After the Hirshhorn, I headed to the National Museum of American Art (NMAA), home to Hopper's People in the Sun and Cape Cod Morning. Hopper imagined the scene in People in the Sun as taking place in Tucson, Arizona. The characters lift their heads as if to enjoy the sun, but their clothes prevent them from soaking in the warmth. Something Puritanical prevents them from doffing their clothes and/or running off into the field. One person does not look up: a younger man alone at far left in the back row looks down at his book.
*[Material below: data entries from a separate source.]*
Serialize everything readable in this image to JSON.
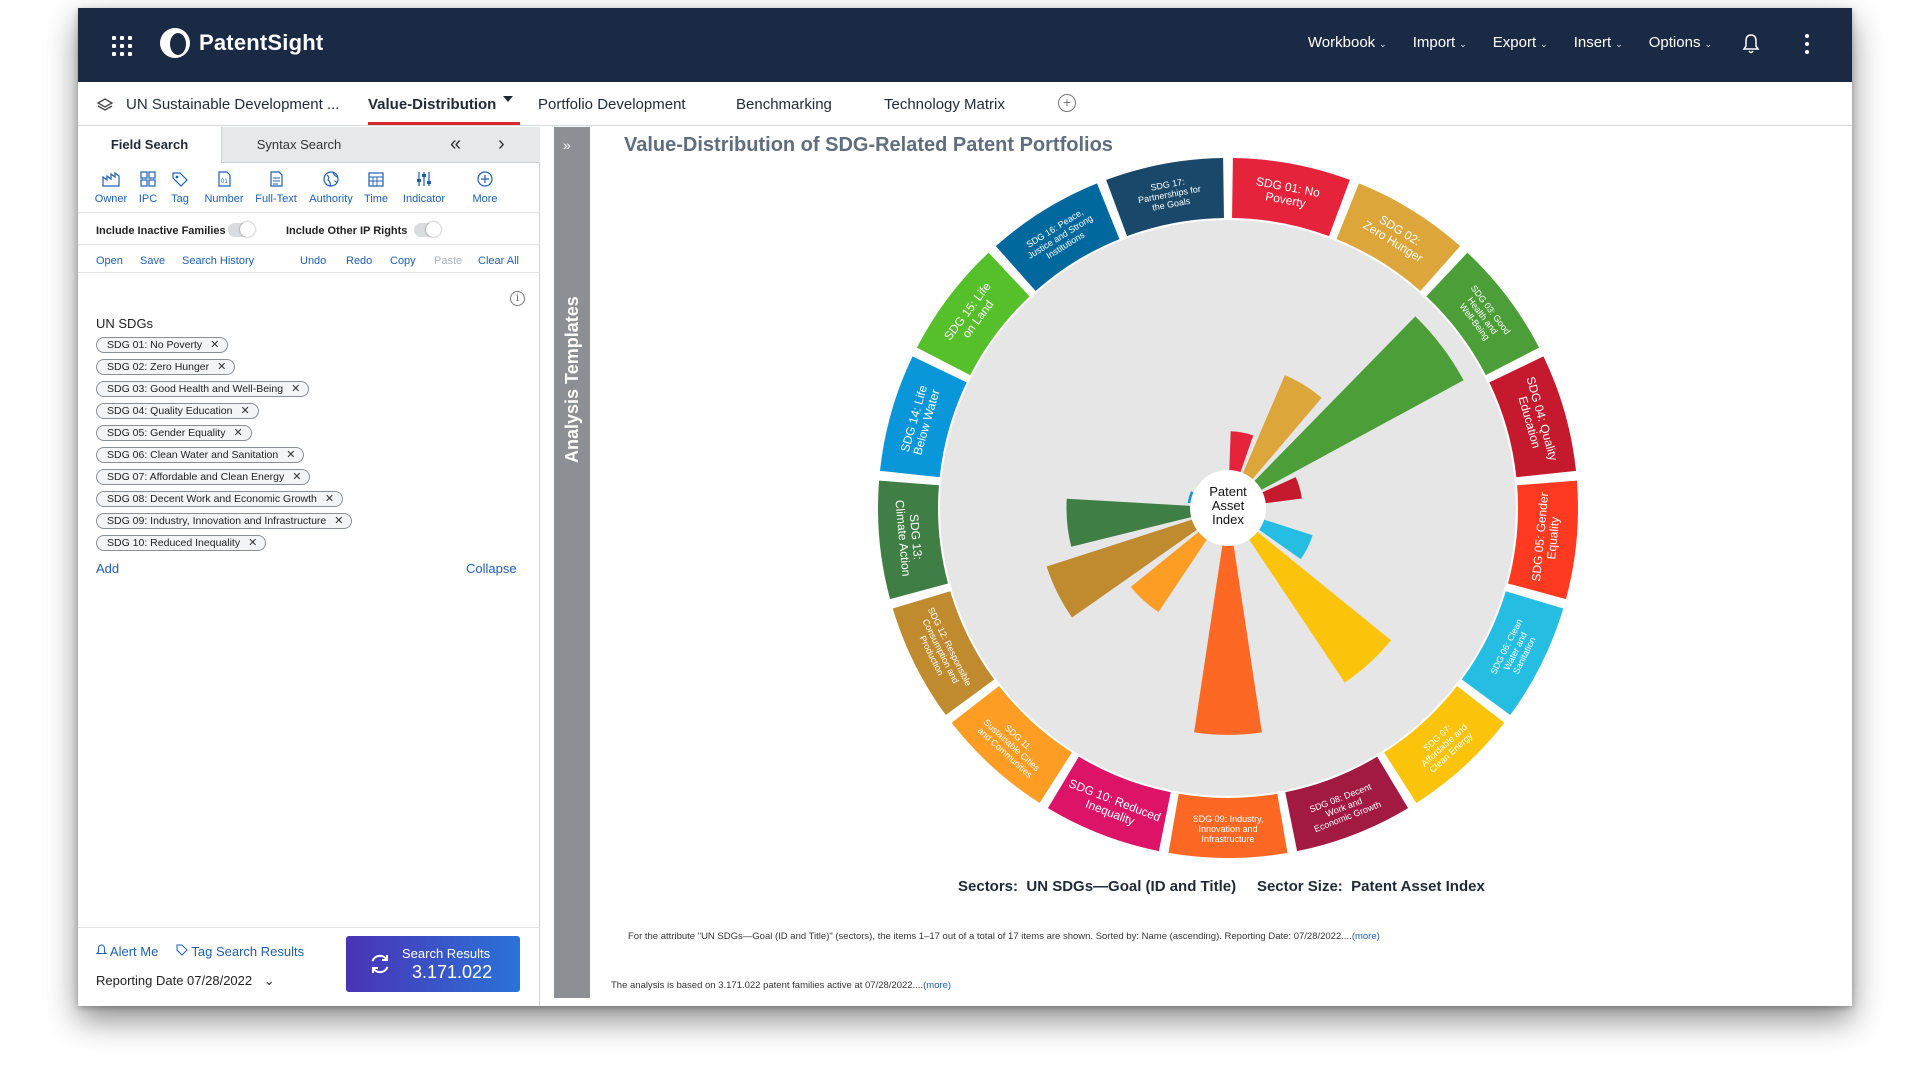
{
  "app": {
    "name": "PatentSight",
    "menu": [
      "Workbook",
      "Import",
      "Export",
      "Insert",
      "Options"
    ]
  },
  "tabs": [
    {
      "label": "UN Sustainable Development ..."
    },
    {
      "label": "Value-Distribution"
    },
    {
      "label": "Portfolio Development"
    },
    {
      "label": "Benchmarking"
    },
    {
      "label": "Technology Matrix"
    }
  ],
  "search": {
    "tabs": [
      "Field Search",
      "Syntax Search"
    ],
    "tools": [
      "Owner",
      "IPC",
      "Tag",
      "Number",
      "Full-Text",
      "Authority",
      "Time",
      "Indicator",
      "More"
    ],
    "toggles": [
      "Include Inactive Families",
      "Include Other IP Rights"
    ],
    "actions": [
      "Open",
      "Save",
      "Search History",
      "Undo",
      "Redo",
      "Copy",
      "Paste",
      "Clear All"
    ],
    "group_label": "UN SDGs",
    "chips": [
      "SDG 01: No Poverty",
      "SDG 02: Zero Hunger",
      "SDG 03: Good Health and Well-Being",
      "SDG 04: Quality Education",
      "SDG 05: Gender Equality",
      "SDG 06: Clean Water and Sanitation",
      "SDG 07: Affordable and Clean Energy",
      "SDG 08: Decent Work and Economic Growth",
      "SDG 09: Industry, Innovation and Infrastructure",
      "SDG 10: Reduced Inequality"
    ],
    "add_label": "Add",
    "collapse_label": "Collapse",
    "alert_label": "Alert Me",
    "tag_results_label": "Tag Search Results",
    "reporting_date": "Reporting Date 07/28/2022",
    "results_label": "Search Results",
    "results_count": "3.171.022"
  },
  "analysis_templates_label": "Analysis Templates",
  "chart": {
    "title": "Value-Distribution of SDG-Related Patent Portfolios",
    "center_label": [
      "Patent",
      "Asset",
      "Index"
    ],
    "sectors_caption": "Sectors:  UN SDGs—Goal (ID and Title)     Sector Size:  Patent Asset Index",
    "footnote1": "For the attribute \"UN SDGs—Goal (ID and Title)\" (sectors), the items 1–17 out of a total of 17 items are shown. Sorted by: Name (ascending). Reporting Date: 07/28/2022....",
    "footnote2": "The analysis is based on 3.171.022 patent families active at 07/28/2022....",
    "more_label": "(more)"
  },
  "chart_data": {
    "type": "polar-bar",
    "title": "Value-Distribution of SDG-Related Patent Portfolios",
    "categories": [
      "SDG 01: No Poverty",
      "SDG 02: Zero Hunger",
      "SDG 03: Good Health and Well-Being",
      "SDG 04: Quality Education",
      "SDG 05: Gender Equality",
      "SDG 06: Clean Water and Sanitation",
      "SDG 07: Affordable and Clean Energy",
      "SDG 08: Decent Work and Economic Growth",
      "SDG 09: Industry, Innovation and Infrastructure",
      "SDG 10: Reduced Inequality",
      "SDG 11: Sustainable Cities and Communities",
      "SDG 12: Responsible Consumption and Production",
      "SDG 13: Climate Action",
      "SDG 14: Life Below Water",
      "SDG 15: Life on Land",
      "SDG 16: Peace, Justice and Strong Institutions",
      "SDG 17: Partnerships for the Goals"
    ],
    "ring_labels": [
      [
        "SDG 01: No",
        "Poverty"
      ],
      [
        "SDG 02:",
        "Zero Hunger"
      ],
      [
        "SDG 03: Good",
        "Health and",
        "Well-Being"
      ],
      [
        "SDG 04: Quality",
        "Education"
      ],
      [
        "SDG 05: Gender",
        "Equality"
      ],
      [
        "SDG 06: Clean",
        "Water and",
        "Sanitation"
      ],
      [
        "SDG 07:",
        "Affordable and",
        "Clean Energy"
      ],
      [
        "SDG 08: Decent",
        "Work and",
        "Economic Growth"
      ],
      [
        "SDG 09: Industry,",
        "Innovation and",
        "Infrastructure"
      ],
      [
        "SDG 10: Reduced",
        "Inequality"
      ],
      [
        "SDG 11:",
        "Sustainable Cities",
        "and Communities"
      ],
      [
        "SDG 12: Responsible",
        "Consumption and",
        "Production"
      ],
      [
        "SDG 13:",
        "Climate Action"
      ],
      [
        "SDG 14: Life",
        "Below Water"
      ],
      [
        "SDG 15: Life",
        "on Land"
      ],
      [
        "SDG 16: Peace,",
        "Justice and Strong",
        "Institutions"
      ],
      [
        "SDG 17:",
        "Partnerships for",
        "the Goals"
      ]
    ],
    "values": [
      0.21,
      0.49,
      1.0,
      0.2,
      0.0,
      0.26,
      0.76,
      0.0,
      0.83,
      0.0,
      0.41,
      0.68,
      0.56,
      0.06,
      0.05,
      0.0,
      0.0
    ],
    "colors": [
      "#e5243b",
      "#dda63a",
      "#4c9f38",
      "#c5192d",
      "#ff3a21",
      "#26bde2",
      "#fcc30b",
      "#a21942",
      "#fd6925",
      "#dd1367",
      "#fd9d24",
      "#bf8b2e",
      "#3f7e44",
      "#0a97d9",
      "#56c02b",
      "#00689d",
      "#19486a"
    ],
    "sector_size": "Patent Asset Index",
    "sectors": "UN SDGs—Goal (ID and Title)"
  }
}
His huddle implies a communing with ideas; literature has provided him a contentment the others are missing.

In Cape Cod Morning, a woman, boxed in by a bay window, leans on a chair back and stares into a sunlight so selective she seems to be being radiated--by divine knowledge or atomic annihilation we don't know. Edward wanted the sun to be "straight in her eyes." It is the most expressive face in any of his paintings. The woman's arms seem to clutch the chair rather than merely lean on it.
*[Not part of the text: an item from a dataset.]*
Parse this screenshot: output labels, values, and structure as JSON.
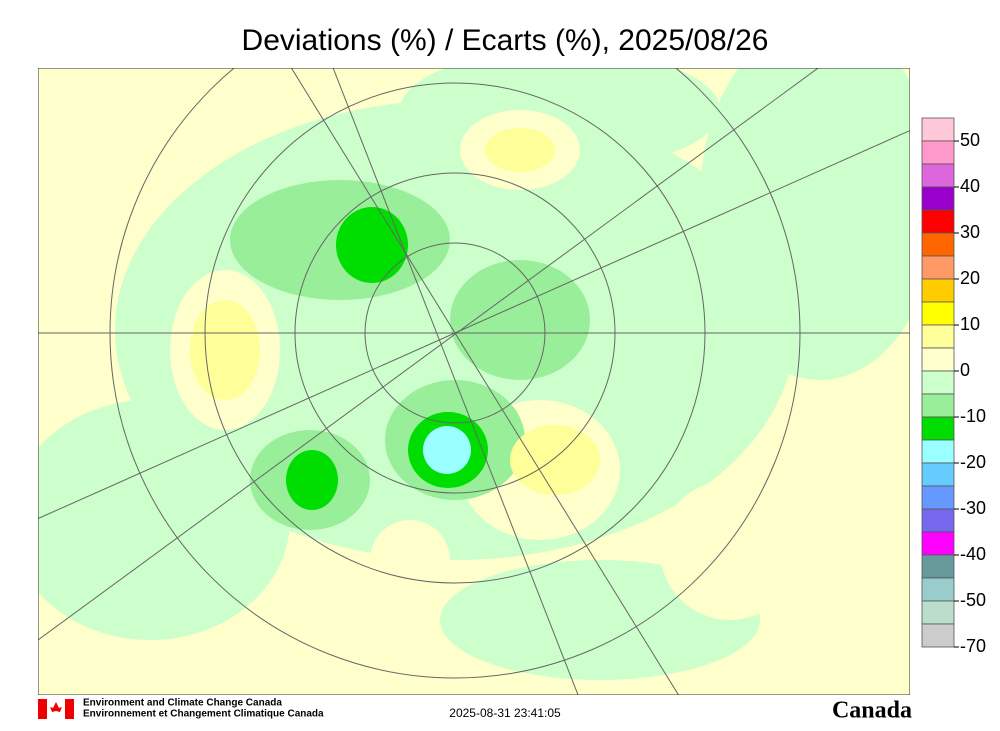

As Jo posed for Cape Cod Morning, she asked if Edward wanted her to be thinking of a French poem. He protested, "That woman doesn't know a word of French." Edward also was unhappy with Jo's hair--"too like a mop"--and went rummaging through popular magazines to find the hairdo he wanted. In a later interview, when asked which of his paintings pleased him more than others, he picked up Cape Cod Morning in reply.
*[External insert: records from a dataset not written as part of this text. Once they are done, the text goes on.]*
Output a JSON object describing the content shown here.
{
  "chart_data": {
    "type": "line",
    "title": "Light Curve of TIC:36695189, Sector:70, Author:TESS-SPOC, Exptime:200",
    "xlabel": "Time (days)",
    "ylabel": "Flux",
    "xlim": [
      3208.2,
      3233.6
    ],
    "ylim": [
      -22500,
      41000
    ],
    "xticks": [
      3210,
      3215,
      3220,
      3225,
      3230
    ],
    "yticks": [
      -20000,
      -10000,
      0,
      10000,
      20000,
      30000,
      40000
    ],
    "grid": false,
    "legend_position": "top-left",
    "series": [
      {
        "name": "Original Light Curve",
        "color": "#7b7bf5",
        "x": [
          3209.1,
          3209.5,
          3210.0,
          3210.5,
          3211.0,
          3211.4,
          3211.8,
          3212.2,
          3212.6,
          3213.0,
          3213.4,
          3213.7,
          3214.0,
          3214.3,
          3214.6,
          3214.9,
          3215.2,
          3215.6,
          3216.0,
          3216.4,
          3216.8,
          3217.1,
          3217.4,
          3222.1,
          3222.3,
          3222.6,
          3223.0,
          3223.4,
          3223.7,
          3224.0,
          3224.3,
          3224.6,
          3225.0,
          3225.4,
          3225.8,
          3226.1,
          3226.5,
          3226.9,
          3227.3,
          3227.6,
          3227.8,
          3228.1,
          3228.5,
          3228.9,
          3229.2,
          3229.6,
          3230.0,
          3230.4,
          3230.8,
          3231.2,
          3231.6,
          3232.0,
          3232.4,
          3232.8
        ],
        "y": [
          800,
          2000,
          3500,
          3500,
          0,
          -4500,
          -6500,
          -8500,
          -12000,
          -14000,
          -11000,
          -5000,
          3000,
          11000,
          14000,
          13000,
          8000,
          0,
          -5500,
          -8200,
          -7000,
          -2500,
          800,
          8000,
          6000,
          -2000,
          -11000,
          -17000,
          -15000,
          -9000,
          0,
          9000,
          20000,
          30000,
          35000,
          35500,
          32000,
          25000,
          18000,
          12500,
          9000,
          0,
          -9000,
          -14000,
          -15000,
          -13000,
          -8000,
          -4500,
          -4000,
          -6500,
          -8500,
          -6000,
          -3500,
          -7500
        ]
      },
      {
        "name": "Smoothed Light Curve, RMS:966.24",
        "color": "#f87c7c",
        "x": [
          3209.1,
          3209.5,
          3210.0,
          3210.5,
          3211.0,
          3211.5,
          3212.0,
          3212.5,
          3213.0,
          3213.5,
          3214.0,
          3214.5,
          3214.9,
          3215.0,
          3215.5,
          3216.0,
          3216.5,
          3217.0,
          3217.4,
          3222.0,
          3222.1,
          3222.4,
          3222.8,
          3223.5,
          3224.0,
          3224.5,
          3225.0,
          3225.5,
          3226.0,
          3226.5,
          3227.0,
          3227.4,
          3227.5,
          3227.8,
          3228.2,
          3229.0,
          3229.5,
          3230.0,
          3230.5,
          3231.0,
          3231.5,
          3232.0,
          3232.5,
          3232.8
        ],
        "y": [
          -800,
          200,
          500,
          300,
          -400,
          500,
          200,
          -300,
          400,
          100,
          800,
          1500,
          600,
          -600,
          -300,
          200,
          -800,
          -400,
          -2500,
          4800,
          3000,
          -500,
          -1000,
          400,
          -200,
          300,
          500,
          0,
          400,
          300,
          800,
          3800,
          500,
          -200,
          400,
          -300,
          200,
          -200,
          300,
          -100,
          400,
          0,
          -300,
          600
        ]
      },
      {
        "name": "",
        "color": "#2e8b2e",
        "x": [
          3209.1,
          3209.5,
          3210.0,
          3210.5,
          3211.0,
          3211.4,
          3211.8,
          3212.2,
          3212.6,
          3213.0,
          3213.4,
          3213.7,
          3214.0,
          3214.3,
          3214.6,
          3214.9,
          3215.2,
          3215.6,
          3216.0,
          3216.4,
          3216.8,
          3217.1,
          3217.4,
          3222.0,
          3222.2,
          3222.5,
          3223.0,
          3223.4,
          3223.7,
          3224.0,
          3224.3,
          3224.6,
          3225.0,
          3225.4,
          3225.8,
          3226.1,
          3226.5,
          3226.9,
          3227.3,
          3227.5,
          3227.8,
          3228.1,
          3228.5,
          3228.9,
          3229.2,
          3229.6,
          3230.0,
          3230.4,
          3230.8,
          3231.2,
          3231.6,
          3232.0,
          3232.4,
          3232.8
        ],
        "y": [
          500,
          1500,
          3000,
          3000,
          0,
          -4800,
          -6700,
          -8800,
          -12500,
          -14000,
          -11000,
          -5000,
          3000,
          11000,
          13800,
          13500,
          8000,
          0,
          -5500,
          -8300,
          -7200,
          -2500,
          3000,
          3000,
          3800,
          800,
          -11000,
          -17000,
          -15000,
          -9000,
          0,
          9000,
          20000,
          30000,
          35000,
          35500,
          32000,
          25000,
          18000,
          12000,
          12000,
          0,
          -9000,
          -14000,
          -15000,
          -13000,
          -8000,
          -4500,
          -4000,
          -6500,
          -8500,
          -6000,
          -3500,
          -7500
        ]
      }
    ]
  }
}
The NMAA was closed for renovations, so I couldn't view the paintings or interview locals in front of them. The paintings were out touring America, like me, and like Hopper himself loved to do. I caught up with those two paintings on their tour a year and a half later. When I did, I also saw yet another Hopper that the museum had meantime acquired: Ryder's House.

It might have been able to be acquired because it is not a great example of Hopper's work.